Reconstructing the East Asian Monsoon Response to the 1815 Tambora Eruption;
a Test of Model Simulations with Paleoclimate Data

Ph.D. Candidate: James A. Bradbury

Advisor: Raymond S. Bradley

Collaborators:
Wei-Chyung Wang
Atmospheric Sciences Research Center, State University of New York, Albany, 251 Fuller Road, Albany, New York 12203

Caspar M Amman
National Center for Atmospheric Research, 1850 Table Mesa Drive, Boulder, CO 80307-3000

Abstract

Our primary objective is to test the skill of dynamical climate modeling experiments with respect to the East Asian monsoon system. In particular, we aim to examine the models’ response to volcanic aerosols by studying both regional and large-scale patterns of temperature and precipitation change in response to this forcing. Comparing historical paleoclimate records from China with results from both global and regional climate model experiments, we focus on several ensemble simulations of the 1815 Tambora eruption. Diagnostic analyses examine the direct radiative effects of volcanic forcing as well as the dynamical response. Thus, an important added benefit to this project will be a fundamental improvement of our understanding of how the East Asian monsoon system responds to major volcanic eruptions.

Summary

Episodic volcanic eruptions inject huge quantities of sulfuric gases into the stratosphere, which gradually convert to sulfate aerosols and cause non-uniform perturbations of the earth’s radiative balance and significant global and regional climatic effects for up to 3 years following individual events.
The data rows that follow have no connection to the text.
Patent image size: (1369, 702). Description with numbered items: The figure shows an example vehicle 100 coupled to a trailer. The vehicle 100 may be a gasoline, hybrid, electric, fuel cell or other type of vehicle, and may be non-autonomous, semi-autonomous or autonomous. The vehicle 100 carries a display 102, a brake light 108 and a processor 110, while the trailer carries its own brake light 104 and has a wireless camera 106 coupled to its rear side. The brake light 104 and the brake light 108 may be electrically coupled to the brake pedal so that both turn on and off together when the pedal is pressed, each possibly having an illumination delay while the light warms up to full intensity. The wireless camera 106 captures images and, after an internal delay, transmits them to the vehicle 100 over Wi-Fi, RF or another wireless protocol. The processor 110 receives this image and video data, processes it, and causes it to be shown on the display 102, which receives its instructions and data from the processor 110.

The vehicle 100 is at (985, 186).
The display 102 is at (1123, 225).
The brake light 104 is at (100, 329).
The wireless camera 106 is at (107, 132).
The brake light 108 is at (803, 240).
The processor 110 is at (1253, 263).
In collaboration with the National Centers for Atmospheric Research (NCAR), global climate model (GCM) simulations are being used to better understand the thermodynamic effects of volcanic eruptions on the global climate system by forcing each model with reconstructed estimates of past stratospheric volcanic aerosols.

The global model provides a reasonable basis for analyzing the processes by which large-scale atmospheric circulation responds to global-scale volcanic aerosol forcing, however, the coarse spatial resolution of GCMs commonly results in some undesirable, significant regional biases – in the lee of the Tibetan Plateau, for example. Since this study targets the East Asian region, a finer spatial resolution regional climate model (RegCM) is also being used, in collaboration with the State University of New York at Albany (SUNYA), to more reliably represent the complex spatial structure and seasonal evolution of the EAM system. Driven by boundary conditions prescribed from GCM output and the same external volcanic forcing, the RegCM is used to study the dynamical and radiative processes by which global volcanic forcing translates into regional climate change in East Asia.